Saya termasuk yang punya pola fikir kuno soal uang jajan. Uang jajan sesungguhnya jika kita tidak kontrol bisa sangat mubazir dan secara perlahan akan membuat anak tidak memahami arti berhemat. Untungnya kedua anak saya bukanlah tipe anak yang menyukai jajan, maksudnya mereka lebih sering hanya jajan di sekolah, diluar itu mereka jarang sekali jajan. Harus dimaklumi uang jajan selama di sekolah terkadang menjadi dilema tersendiri, saya dan istriku tidak mungkin membiarkan anakku tanpa uang jajan, setiap hari hanya menonton teman-temannya jajan dan dengan itu berarti membiarkan air liurnya bolak-balik ditelan karena menahan rasa. Tidak mungkin pula memberikan uang jajan setiap hari tanpa dikontrol sehingga mereka setiap hari, setiap waktu hanya berfikir jajan dan jajan. Bahkan ada orangtua yang karena tidak sabar dan “takluk” sama anaknya, setiap anaknya menangis cara yang dilakukan adalah mengiminginya untuk jajan kesukaannya, maka anak yang menangis diam, tapi sesungguhnya cara itu jadi racun yang tak mendidik bagi orangtua dan sianak.

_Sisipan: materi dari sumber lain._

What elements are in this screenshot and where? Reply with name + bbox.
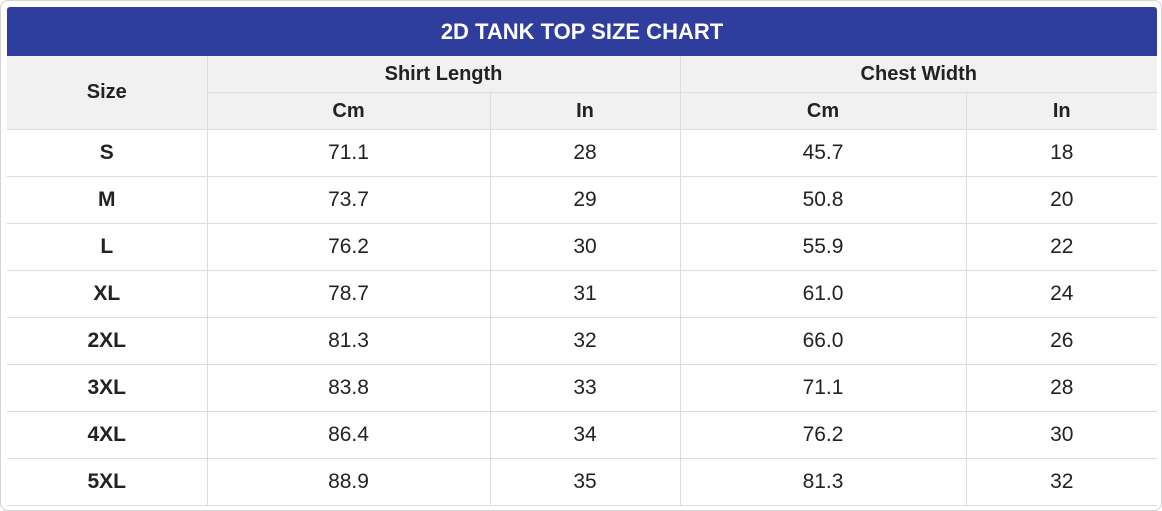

Saya menganut uang jajan harus melalui satu pintu, dan anak saya sudah memahami hal itu. Mereka hanya akan minta uang jajan pada bunda mereka, kepada saya mereka akan minta jika kondisi terpaksa, misal ketika istriku lagi tak ada uang kecil atau saat istriku lagi tak ada. Kenapa saya menganut satu pintu, karena saya ingin anak saya tumbuh jujur. Saya tak ingin misalnya, anak saya sesudah minta sama istriku lalu minta lagi sama saya dengan alasan dari bundanya belum dikasih atau sebaliknya. Hal itu juga memudahkan bagi istriku untuk mengontrol pengeluaran. Alhamdulillah, setiap bundanya meminta membeli sesuatu di warung / mini market dekat rumah, jika ada uang kembalian, uang itu selalu utuh, kedua anakku tidak akan mencoba mengambil atau membelikan sesuatu sebelum minta izin. Jadilah mereka dapat uang jajan dari ibunya saja (satu pintu) ini yang saya maksud fikiran kuno.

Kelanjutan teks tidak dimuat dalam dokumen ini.